Mit Spannung erwartete Operndebüts gibt er bei der Biennale Venedig, wo er im September 2019 George Benjamins Written on Skin mit dem Orchestra Sinfonica Nazionale della Rai leitet, und im Frühjahr 2020 an die Garsington Opera. Hier dirigiert er The English Concert in einer Neuproduktion von Mozarts Mitridate mit Elizabeth Watts und Robert Murray in den Hauptrollen. Großen Anklang fand Ende 2018 die Neuproduktion von Così fan tutte mit dem Münchener Kammerorchester und der Bayerischen Theaterakademie. Schuldt war zwei Jahre Conductor in Residence am Staatstheater Mainz und leitete Neuproduktionen von Bellinis Norma, Glucks Armide, Gounods Faust und Verdis Rigoletto, sowie Vorstellungen von Wagners Der fliegende Holländer. Frühere Opernengagements führten ihn nach Innsbruck, Gelsenkirchen und Osnabrück.
Clemens Schuldt dirigierte bereits namhafte Orchester wie das Deutsche Symphonie-Orchester Berlin, die Radio-Sinfonieorchester des WDR, SWR und ORF, Bamberger Symphoniker, Royal Scottish National Orchestra, Bournemouth Symphony Orchestra, Netherlands Philharmonic Orchestra, Orchestre de la Suisse Romande, Lahti Symphony, Norwegian National Opera Orchestra, Polish National Radio Symphony Orchestra, Orchestre Philharmonique de Strasbourg, Orquesta Sinfónica de Galicia und Orquestra Sinfónica de Barcelona, sowie das North Carolina Symphony Orchestra, Yomiuri Nippon Symphony Orchestra, New Japan Philharmonic, Tasmanian Symphony Orchestra und Hong Kong Sinfonietta.

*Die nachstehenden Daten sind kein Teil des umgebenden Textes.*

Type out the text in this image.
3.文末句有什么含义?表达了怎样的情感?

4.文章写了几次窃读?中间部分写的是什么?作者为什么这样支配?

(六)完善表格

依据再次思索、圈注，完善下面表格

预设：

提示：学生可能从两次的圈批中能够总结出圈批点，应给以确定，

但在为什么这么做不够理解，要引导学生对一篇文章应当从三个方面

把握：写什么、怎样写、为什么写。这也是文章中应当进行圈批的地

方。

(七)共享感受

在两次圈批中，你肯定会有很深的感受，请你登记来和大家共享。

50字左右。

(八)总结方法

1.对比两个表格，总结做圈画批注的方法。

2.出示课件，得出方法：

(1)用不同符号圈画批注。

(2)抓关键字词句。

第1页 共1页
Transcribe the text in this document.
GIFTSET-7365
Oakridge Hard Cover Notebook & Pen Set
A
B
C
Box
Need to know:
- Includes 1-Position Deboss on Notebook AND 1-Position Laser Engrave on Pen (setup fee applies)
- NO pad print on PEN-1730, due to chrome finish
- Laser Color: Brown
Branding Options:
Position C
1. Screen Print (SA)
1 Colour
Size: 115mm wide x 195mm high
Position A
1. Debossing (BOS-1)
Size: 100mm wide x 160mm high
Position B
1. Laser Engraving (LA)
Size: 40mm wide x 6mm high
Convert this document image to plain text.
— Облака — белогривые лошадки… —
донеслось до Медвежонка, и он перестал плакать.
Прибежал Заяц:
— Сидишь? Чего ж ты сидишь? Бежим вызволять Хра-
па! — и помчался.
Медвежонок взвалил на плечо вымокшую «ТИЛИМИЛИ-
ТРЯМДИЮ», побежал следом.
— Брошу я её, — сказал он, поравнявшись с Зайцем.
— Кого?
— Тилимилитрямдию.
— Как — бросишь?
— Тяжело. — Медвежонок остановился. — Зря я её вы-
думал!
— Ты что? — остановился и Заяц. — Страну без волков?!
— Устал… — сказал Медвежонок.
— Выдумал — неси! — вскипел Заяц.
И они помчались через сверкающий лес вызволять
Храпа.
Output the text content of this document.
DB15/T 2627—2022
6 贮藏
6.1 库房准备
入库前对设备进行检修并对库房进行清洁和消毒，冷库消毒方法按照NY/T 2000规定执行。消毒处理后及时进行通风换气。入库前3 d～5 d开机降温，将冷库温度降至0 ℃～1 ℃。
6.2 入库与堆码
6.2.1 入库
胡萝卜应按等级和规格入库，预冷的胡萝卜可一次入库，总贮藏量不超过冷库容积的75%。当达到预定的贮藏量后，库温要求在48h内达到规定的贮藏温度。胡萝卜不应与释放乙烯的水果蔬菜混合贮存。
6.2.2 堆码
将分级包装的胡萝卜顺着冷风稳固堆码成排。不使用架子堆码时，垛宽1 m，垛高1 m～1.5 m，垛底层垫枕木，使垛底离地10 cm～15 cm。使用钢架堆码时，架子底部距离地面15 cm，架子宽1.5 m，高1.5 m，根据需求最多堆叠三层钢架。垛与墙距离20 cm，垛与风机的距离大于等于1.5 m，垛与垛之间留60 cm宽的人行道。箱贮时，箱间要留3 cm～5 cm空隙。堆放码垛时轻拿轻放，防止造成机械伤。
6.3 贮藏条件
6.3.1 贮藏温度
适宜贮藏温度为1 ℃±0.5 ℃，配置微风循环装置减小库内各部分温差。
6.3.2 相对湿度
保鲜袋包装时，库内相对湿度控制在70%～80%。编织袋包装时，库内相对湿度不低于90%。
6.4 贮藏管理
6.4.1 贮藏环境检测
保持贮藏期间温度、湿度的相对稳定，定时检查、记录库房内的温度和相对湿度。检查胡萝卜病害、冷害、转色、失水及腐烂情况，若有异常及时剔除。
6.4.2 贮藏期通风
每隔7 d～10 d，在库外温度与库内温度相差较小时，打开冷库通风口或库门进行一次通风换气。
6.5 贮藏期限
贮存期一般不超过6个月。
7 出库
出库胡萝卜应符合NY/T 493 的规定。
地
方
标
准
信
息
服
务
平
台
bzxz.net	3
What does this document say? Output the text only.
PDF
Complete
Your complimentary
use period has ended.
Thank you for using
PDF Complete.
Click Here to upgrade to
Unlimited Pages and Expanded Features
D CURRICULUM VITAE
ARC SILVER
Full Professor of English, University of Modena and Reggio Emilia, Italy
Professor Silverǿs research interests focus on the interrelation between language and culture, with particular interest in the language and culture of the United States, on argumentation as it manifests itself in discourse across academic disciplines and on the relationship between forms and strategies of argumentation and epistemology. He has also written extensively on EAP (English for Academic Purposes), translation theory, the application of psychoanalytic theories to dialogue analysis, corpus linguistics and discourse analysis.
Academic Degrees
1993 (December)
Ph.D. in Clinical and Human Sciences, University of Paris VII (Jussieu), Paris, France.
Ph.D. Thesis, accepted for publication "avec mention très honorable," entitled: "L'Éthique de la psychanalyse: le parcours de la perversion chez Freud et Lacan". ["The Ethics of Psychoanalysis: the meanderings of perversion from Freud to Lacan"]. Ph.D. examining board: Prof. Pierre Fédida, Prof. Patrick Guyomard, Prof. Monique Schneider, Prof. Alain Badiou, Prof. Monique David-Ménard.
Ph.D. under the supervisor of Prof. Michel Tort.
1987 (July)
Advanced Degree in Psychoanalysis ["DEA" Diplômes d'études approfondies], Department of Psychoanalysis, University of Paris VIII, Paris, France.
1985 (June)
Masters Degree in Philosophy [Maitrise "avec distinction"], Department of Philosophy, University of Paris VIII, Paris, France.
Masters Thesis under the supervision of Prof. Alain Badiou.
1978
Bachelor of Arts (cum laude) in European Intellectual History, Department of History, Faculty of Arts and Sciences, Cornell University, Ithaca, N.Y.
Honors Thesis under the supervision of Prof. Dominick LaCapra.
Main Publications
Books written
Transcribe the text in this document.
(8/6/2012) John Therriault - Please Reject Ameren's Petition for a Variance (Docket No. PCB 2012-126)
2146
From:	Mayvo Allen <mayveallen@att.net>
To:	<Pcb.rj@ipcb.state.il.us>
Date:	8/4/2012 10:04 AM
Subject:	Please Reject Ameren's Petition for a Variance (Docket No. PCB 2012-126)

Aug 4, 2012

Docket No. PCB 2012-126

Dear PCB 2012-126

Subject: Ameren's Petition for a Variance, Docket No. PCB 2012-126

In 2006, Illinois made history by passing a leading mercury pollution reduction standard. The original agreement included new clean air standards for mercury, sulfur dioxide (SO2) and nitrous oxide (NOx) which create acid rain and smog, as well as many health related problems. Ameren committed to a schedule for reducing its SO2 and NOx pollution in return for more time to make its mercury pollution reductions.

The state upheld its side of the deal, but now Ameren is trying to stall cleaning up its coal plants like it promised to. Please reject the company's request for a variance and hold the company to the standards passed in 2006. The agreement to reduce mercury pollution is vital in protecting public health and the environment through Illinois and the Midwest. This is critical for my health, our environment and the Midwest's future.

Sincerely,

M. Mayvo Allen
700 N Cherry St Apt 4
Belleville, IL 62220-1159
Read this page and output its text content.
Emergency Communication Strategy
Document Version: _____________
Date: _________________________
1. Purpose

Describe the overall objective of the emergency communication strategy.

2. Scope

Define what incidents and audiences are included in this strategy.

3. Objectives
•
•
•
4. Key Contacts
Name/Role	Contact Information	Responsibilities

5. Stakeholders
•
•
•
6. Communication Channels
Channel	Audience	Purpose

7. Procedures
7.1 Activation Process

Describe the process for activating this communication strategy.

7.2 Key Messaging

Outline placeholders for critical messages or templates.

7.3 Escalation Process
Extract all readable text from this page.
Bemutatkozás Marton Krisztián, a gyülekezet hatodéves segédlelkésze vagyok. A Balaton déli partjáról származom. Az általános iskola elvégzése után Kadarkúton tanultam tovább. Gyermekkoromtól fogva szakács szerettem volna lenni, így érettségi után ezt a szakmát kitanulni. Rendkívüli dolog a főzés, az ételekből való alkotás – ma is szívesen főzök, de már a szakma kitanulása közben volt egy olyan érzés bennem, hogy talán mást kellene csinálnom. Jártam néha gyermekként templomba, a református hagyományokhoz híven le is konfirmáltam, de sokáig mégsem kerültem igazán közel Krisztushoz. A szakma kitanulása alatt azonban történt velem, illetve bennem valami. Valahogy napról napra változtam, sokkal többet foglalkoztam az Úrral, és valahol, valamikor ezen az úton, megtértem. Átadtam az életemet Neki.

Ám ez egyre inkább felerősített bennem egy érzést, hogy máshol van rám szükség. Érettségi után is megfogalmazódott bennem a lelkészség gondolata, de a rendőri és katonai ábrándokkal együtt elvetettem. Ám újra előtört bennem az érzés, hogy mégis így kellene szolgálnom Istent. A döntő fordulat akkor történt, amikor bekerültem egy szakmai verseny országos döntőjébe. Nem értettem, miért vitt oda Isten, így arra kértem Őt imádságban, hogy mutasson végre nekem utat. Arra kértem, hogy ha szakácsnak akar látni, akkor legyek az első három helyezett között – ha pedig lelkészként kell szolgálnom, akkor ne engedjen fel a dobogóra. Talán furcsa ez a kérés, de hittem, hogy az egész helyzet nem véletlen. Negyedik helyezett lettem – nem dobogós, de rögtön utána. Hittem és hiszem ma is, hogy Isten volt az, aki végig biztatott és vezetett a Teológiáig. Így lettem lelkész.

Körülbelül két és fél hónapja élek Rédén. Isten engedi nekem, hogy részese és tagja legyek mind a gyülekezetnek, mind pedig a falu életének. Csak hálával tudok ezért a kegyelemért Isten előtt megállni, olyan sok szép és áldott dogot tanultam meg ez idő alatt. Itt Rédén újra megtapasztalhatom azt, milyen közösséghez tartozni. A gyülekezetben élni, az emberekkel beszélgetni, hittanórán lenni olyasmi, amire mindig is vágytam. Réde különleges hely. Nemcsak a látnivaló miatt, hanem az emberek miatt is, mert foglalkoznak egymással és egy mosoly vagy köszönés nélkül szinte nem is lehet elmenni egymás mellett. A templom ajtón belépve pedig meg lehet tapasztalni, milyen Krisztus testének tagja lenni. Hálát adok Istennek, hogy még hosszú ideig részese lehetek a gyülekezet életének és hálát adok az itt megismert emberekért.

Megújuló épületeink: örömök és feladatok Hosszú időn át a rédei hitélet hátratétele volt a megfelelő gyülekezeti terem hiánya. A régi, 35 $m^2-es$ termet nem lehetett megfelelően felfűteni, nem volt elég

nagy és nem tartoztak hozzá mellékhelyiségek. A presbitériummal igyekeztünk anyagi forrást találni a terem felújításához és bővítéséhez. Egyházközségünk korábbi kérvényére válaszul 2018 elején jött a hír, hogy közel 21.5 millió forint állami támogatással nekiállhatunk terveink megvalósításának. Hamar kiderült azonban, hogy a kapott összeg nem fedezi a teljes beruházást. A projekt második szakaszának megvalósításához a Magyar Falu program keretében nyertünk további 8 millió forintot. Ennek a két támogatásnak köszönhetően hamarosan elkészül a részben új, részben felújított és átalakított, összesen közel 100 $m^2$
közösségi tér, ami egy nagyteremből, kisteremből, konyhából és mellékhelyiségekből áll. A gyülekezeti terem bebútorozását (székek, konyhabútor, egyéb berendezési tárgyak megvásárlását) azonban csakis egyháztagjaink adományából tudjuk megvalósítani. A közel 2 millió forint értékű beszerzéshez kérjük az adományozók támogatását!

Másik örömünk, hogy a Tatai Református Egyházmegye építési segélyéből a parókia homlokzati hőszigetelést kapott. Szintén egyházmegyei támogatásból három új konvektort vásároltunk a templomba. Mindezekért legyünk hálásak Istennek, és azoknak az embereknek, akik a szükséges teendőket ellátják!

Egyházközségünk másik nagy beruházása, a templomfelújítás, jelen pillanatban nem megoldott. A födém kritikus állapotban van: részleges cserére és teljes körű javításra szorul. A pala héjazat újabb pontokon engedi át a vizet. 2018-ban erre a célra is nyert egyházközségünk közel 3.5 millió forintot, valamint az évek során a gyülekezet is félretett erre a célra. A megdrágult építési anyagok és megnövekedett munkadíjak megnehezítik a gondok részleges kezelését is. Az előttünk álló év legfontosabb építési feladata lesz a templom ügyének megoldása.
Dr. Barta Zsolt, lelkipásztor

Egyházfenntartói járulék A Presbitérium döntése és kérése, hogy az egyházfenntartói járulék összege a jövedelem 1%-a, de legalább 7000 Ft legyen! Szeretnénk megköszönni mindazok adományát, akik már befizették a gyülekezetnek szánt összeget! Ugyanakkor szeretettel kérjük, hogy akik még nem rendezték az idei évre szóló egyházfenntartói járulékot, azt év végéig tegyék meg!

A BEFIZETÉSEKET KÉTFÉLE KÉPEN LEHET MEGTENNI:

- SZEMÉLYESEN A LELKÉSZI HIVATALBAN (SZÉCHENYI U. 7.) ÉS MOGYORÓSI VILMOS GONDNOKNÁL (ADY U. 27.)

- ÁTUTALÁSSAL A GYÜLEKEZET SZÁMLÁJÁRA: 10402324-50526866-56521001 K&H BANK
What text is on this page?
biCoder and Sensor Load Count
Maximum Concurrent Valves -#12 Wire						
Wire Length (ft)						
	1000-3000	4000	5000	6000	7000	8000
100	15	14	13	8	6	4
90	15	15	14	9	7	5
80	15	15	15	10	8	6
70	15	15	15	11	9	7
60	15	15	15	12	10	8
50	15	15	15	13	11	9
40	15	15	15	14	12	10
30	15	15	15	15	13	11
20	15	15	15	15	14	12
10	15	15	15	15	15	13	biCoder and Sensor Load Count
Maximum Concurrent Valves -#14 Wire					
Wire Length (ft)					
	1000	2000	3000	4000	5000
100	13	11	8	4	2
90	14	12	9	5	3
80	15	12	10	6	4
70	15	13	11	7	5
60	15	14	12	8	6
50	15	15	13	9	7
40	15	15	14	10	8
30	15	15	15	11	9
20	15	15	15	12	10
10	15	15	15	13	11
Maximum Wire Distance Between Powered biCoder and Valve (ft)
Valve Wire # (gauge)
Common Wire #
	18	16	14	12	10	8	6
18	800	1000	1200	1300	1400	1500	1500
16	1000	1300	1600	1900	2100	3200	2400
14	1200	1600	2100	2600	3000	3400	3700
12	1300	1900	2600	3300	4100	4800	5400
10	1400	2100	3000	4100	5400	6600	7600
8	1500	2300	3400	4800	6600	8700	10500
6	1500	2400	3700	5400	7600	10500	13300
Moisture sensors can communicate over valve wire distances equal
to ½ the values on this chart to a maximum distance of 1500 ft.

2010 gewann er den renommierten Donatella Flick Dirigierwettbewerb in London und war ein Jahr lang Assistant Conductor des London Symphony Orchestra, wo er mit Dirigenten wie Sir Colin Davis, Valery Gergiev und Sir Simon Rattle arbeitete. Der gebürtige Bremer studierte zunächst Violine und spielte beim Gürzenich-Orchester Köln und bei der Deutschen Kammerphilharmonie Bremen. Im Anschluss daran absolvierte er ein Dirigierstudium in Düsseldorf, Wien und Weimar.